Personally, I overanalyze. I think about something I did to help my two children or husband, and question if I should have done it differently or could have done it better. Although we all run into tragic and painful moments throughout our lives, imagine if we put more of our energy into celebrating being mothers and feeling pride in our roles instead of extending what feels like a sometimes never-ending guilt trip?
It is often said that moms who work feel guilty. As a working mom living with MS, I often feel like I work two jobs. Both my career and my MS take me away from my family, and both leave me feeling an unshakable guilt. I feel uneasy with the isolation I experience from my “two jobs,” however, I have found that this little bit of guilt is not always a bad thing.
Using Motherly Guilt to My Advantage
Although it doesn’t always feel great, guilt can be a positive emotion. It makes us more aware of our relationships and our accountability to them. I use my guilt as a motivator to strengthen my relationship with my children. I’ve learned that I can’t control the fact that I have MS, but I can control some of the impact it has on my kids. Guilt doesn’t need to leave you isolated – instead, it can be the catalysts toward improving the relationships with those you love the most.

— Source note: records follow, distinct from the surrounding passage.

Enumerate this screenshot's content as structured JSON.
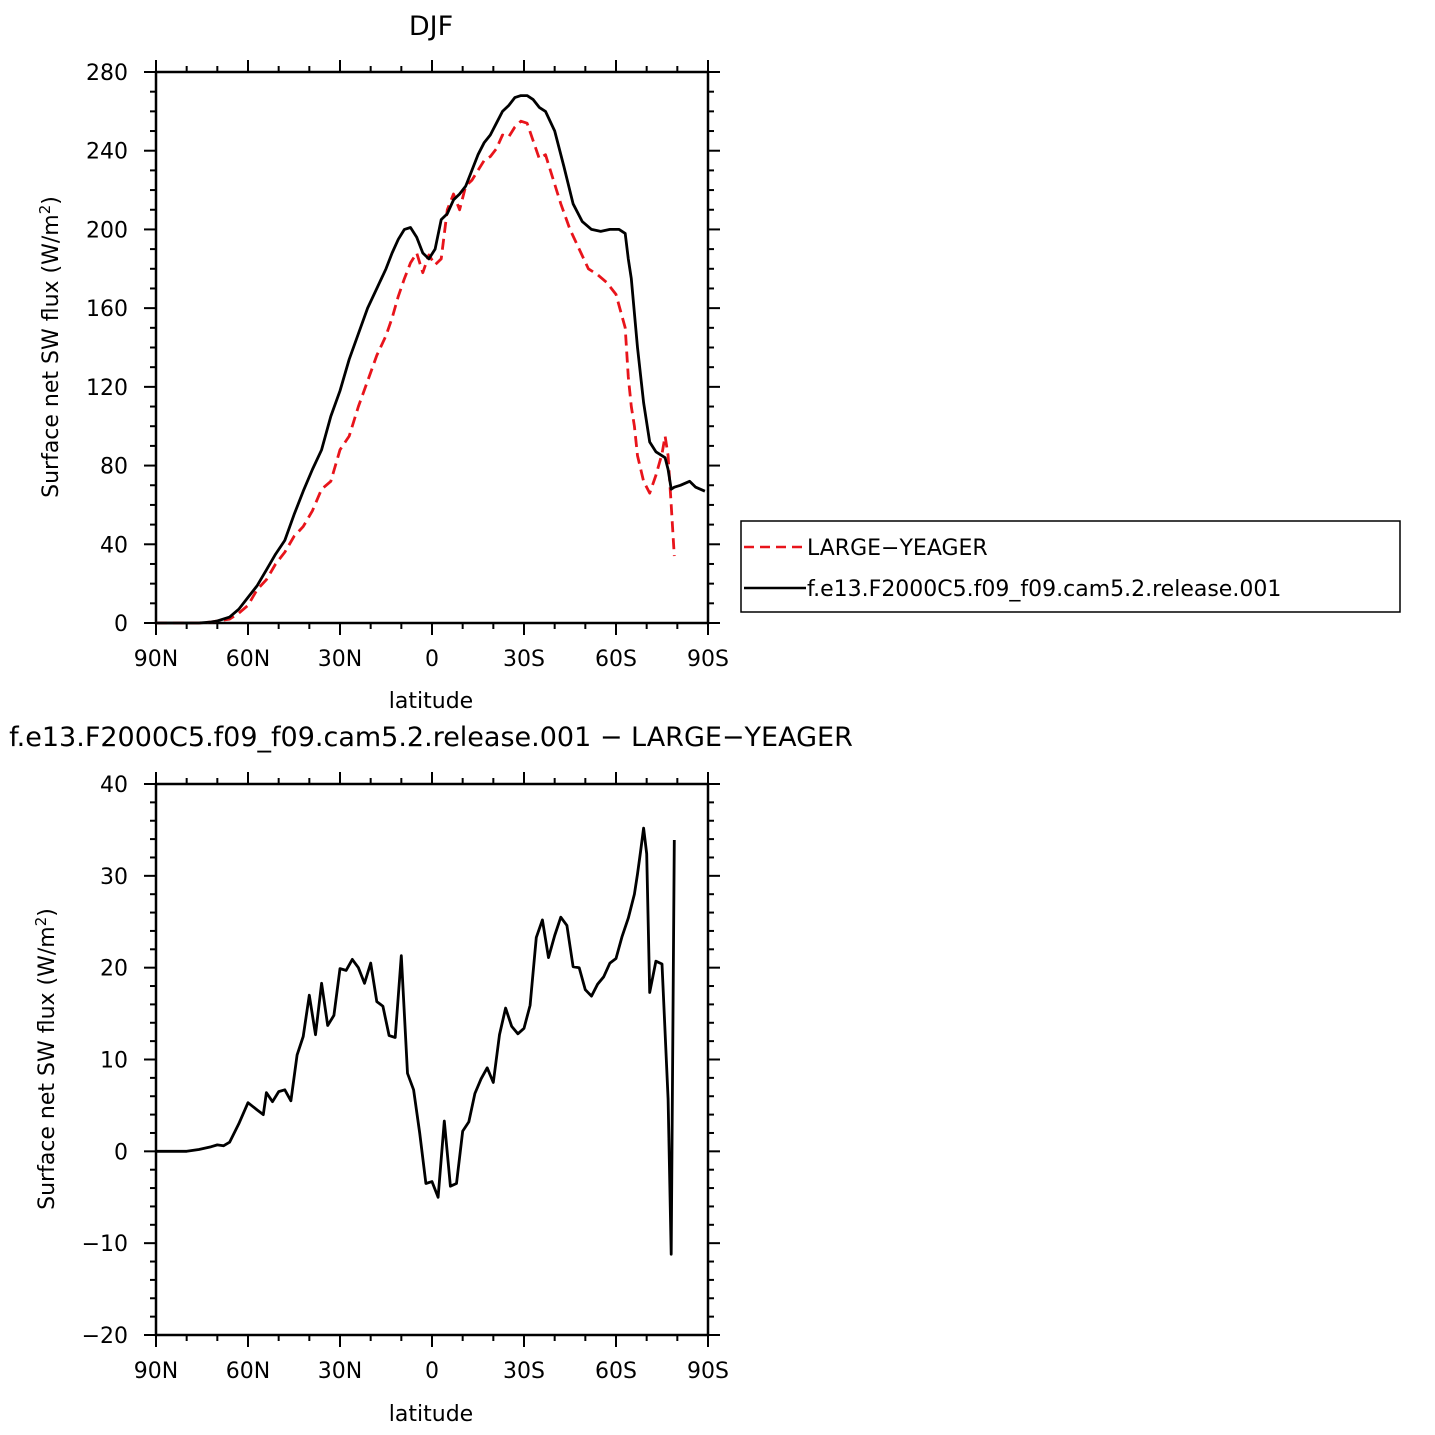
{
  "chart_data": [
    {
      "type": "line",
      "title": "DJF",
      "xlabel": "latitude",
      "ylabel": "Surface net SW flux (W/m",
      "ylabel_sup": "2",
      "ylabel_close": ")",
      "xlim": [
        -90,
        90
      ],
      "ylim": [
        0,
        280
      ],
      "xticks": [
        -90,
        -60,
        -30,
        0,
        30,
        60,
        90
      ],
      "xticklabels": [
        "90N",
        "60N",
        "30N",
        "0",
        "30S",
        "60S",
        "90S"
      ],
      "yticks": [
        0,
        40,
        80,
        120,
        160,
        200,
        240,
        280
      ],
      "yticklabels": [
        "0",
        "40",
        "80",
        "120",
        "160",
        "200",
        "240",
        "280"
      ],
      "legend": "right",
      "series": [
        {
          "name": "LARGE−YEAGER",
          "color": "#e8141b",
          "dash": "dashed",
          "x": [
            -90,
            -85,
            -80,
            -76,
            -72,
            -70,
            -66,
            -63,
            -60,
            -57,
            -54,
            -51,
            -48,
            -45,
            -42,
            -39,
            -36,
            -33,
            -30,
            -27,
            -24,
            -21,
            -18,
            -15,
            -13,
            -11,
            -9,
            -7,
            -5,
            -3,
            -1,
            1,
            3,
            5,
            7,
            9,
            11,
            13,
            15,
            17,
            19,
            21,
            23,
            25,
            27,
            29,
            31,
            33,
            35,
            37,
            39,
            42,
            45,
            48,
            51,
            54,
            57,
            60,
            63,
            64,
            65,
            66,
            67,
            69,
            71,
            73,
            75,
            76,
            77,
            78,
            79
          ],
          "y": [
            0,
            0,
            0,
            0,
            0.5,
            1,
            2,
            5,
            9,
            17,
            22,
            30,
            36,
            44,
            49,
            57,
            68,
            72,
            88,
            95,
            110,
            123,
            136,
            146,
            155,
            166,
            175,
            183,
            188,
            178,
            187,
            182,
            185,
            210,
            218,
            210,
            222,
            225,
            230,
            235,
            237,
            241,
            248,
            247,
            252,
            255,
            254,
            245,
            236,
            238,
            228,
            213,
            200,
            190,
            180,
            177,
            173,
            167,
            150,
            125,
            110,
            100,
            85,
            72,
            66,
            75,
            86,
            95,
            85,
            60,
            34
          ]
        },
        {
          "name": "f.e13.F2000C5.f09_f09.cam5.2.release.001",
          "color": "#000000",
          "dash": "solid",
          "x": [
            -90,
            -85,
            -80,
            -76,
            -72,
            -70,
            -66,
            -63,
            -60,
            -57,
            -54,
            -51,
            -48,
            -45,
            -42,
            -39,
            -36,
            -33,
            -30,
            -27,
            -24,
            -21,
            -18,
            -15,
            -13,
            -11,
            -9,
            -7,
            -5,
            -3,
            -1,
            1,
            3,
            5,
            7,
            9,
            11,
            13,
            15,
            17,
            19,
            21,
            23,
            25,
            27,
            29,
            31,
            33,
            35,
            37,
            40,
            43,
            46,
            49,
            52,
            55,
            58,
            61,
            63,
            64,
            65,
            67,
            69,
            71,
            73,
            75,
            76,
            77,
            78,
            79,
            81,
            84,
            86,
            89
          ],
          "y": [
            0,
            0,
            0,
            0,
            0.5,
            1,
            3,
            7,
            13,
            19,
            27,
            35,
            42,
            55,
            67,
            78,
            88,
            105,
            118,
            134,
            147,
            160,
            170,
            180,
            188,
            195,
            200,
            201,
            196,
            188,
            185,
            190,
            205,
            208,
            215,
            218,
            222,
            230,
            238,
            244,
            248,
            254,
            260,
            263,
            267,
            268,
            268,
            266,
            262,
            260,
            250,
            232,
            213,
            204,
            200,
            199,
            200,
            200,
            198,
            185,
            175,
            140,
            112,
            92,
            87,
            85,
            84,
            78,
            68,
            69,
            70,
            72,
            69,
            67
          ]
        }
      ]
    },
    {
      "type": "line",
      "title": "f.e13.F2000C5.f09_f09.cam5.2.release.001 − LARGE−YEAGER",
      "xlabel": "latitude",
      "ylabel": "Surface net SW flux (W/m",
      "ylabel_sup": "2",
      "ylabel_close": ")",
      "xlim": [
        -90,
        90
      ],
      "ylim": [
        -20,
        40
      ],
      "xticks": [
        -90,
        -60,
        -30,
        0,
        30,
        60,
        90
      ],
      "xticklabels": [
        "90N",
        "60N",
        "30N",
        "0",
        "30S",
        "60S",
        "90S"
      ],
      "yticks": [
        -20,
        -10,
        0,
        10,
        20,
        30,
        40
      ],
      "yticklabels": [
        "−20",
        "−10",
        "0",
        "10",
        "20",
        "30",
        "40"
      ],
      "series": [
        {
          "color": "#000000",
          "dash": "solid",
          "x": [
            -90,
            -85,
            -80,
            -76,
            -72,
            -70,
            -68,
            -66,
            -63,
            -60,
            -57,
            -55,
            -54,
            -52,
            -50,
            -48,
            -46,
            -44,
            -42,
            -40,
            -38,
            -36,
            -34,
            -32,
            -30,
            -28,
            -26,
            -24,
            -22,
            -20,
            -18,
            -16,
            -14,
            -12,
            -10,
            -8,
            -6,
            -4,
            -2,
            0,
            2,
            4,
            6,
            8,
            10,
            12,
            14,
            16,
            18,
            20,
            22,
            24,
            26,
            28,
            30,
            32,
            34,
            36,
            38,
            40,
            42,
            44,
            46,
            48,
            50,
            52,
            54,
            56,
            58,
            60,
            62,
            64,
            66,
            67,
            68,
            69,
            70,
            71,
            73,
            75,
            77,
            78,
            79
          ],
          "y": [
            0,
            0,
            0,
            0.2,
            0.5,
            0.7,
            0.6,
            1,
            3,
            5.3,
            4.5,
            4,
            6.4,
            5.4,
            6.5,
            6.7,
            5.5,
            10.5,
            12.5,
            17,
            12.7,
            18.3,
            13.7,
            14.8,
            19.9,
            19.7,
            20.9,
            20,
            18.3,
            20.5,
            16.3,
            15.8,
            12.6,
            12.4,
            21.3,
            8.5,
            6.7,
            2,
            -3.5,
            -3.3,
            -5,
            3.3,
            -3.8,
            -3.5,
            2.2,
            3.2,
            6.3,
            7.9,
            9.1,
            7.5,
            12.7,
            15.6,
            13.6,
            12.8,
            13.4,
            15.9,
            23.3,
            25.2,
            21.1,
            23.5,
            25.5,
            24.6,
            20.1,
            20,
            17.6,
            16.9,
            18.2,
            19,
            20.5,
            21,
            23.4,
            25.4,
            28,
            30.2,
            32.6,
            35.2,
            32.4,
            17.3,
            20.7,
            20.4,
            5.7,
            -11.2,
            33.9
          ]
        }
      ]
    }
  ]
}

Embracing Mother’s Day…Guilt and All
If you’re like me and feel guilty on what should be one of the happiest days of a mother’s year, embrace this day with all your might. Instead of using it as a day to celebrate me, I offer it as a gift to my children. I won’t accept gifts for Mother’s Day, but I always spend time that day making memories with my kids in whatever way I can. Even if every part of me wants to stay curled up under the covers, I make sure I get up, get out, and do something special with my boys, just for them.
Should I feel guilty on Mother’s Day for having MS? Of course not. Do I? Of course. I feel it all of the time. But can I turn this day into a gift for my kids? Yes.
So if you are like me, let yourself feel it, and then let yourself use it for good. Turning Mother’s Day into Celebrate My Kids Day, well, hopefully that is what they will remember most.